Author: Edward Rothberg, PhD
Date: 12/7/2020

 

At Gurobi, we’re heavy consumers of processing cycles. Any candidate change to our product – the Gurobi Optimizer – goes through rigorous testing, which involves running the modified code on literally thousands of models to make sure the change doesn’t have unintended consequences. We’re constantly evaluating possible improvements, which means that we keep hundreds of machines busy nearly all the time.

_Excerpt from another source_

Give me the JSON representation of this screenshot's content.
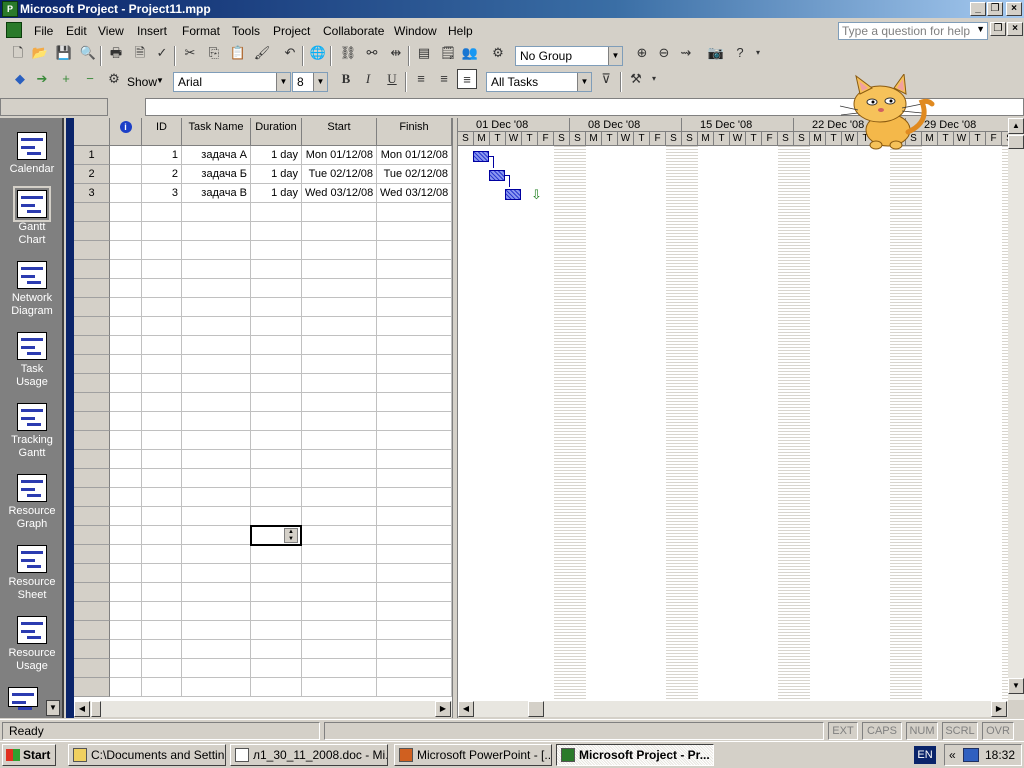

Every year, we look at how we can enhance our computing infrastructure. Unfortunately, for the past four years our conclusion has always been that the machines available at the time were not significantly better than the machines we already had. At one point, we actually asked our vendor to build more of the exact same machines we bought two years earlier – so we could have a larger set of identical machines. At no point in the past four years have we gotten really excited about our future upgrade options. Fortunately, it looks like that’s finally changing, thanks to new systems from AMD and Apple.

 

New, Cutting-Edge Hardware Systems

On the AMD side, we’ve been testing their latest CPU, Rome. Gurobi performance on one core is quite strong, and parallel scaling is much better than what we’ve seen before. For most of the algorithms in Gurobi, the performance of the machine is ultimately limited by the rate at which the cores can pull data from memory. With the machines we’re used to, it only takes a few cores to saturate the memory system. These new AMD machines provide more memory bandwidth, which leads to better parallel scaling. There are limits to how much parallelism you can exploit, but you hit those limits much later on these new systems.

On the Apple front, the new M1 chip is showing quite impressive performance. The new chip, running a recompiled Gurobi binary, gives the best single-core performance of any system we’ve ever tried. Parallel scaling is quite strong as well. The new chip has eight cores, four “high-performance” cores and four “high-efficiency” (i.e., slower) cores. Scaling is limited beyond four cores, but scaling to four cores is quite strong. The chip is very new, and the software infrastructure isn’t complete right now, so unfortunately it is still too early for us to release a native binary and official support. In the meantime, however, anecdotal testing suggests that our existing Mac OS release gets over 80% of the performance of a “native” port on this new chip, which is quite remarkable for emulation.

 

Looking to the Future

There are still several reasons why we can’t yet replace our current computing resources with these systems. However, after several years of waiting, it appears that people looking to solve optimization problems faster will soon see a significant boost on the hardware front.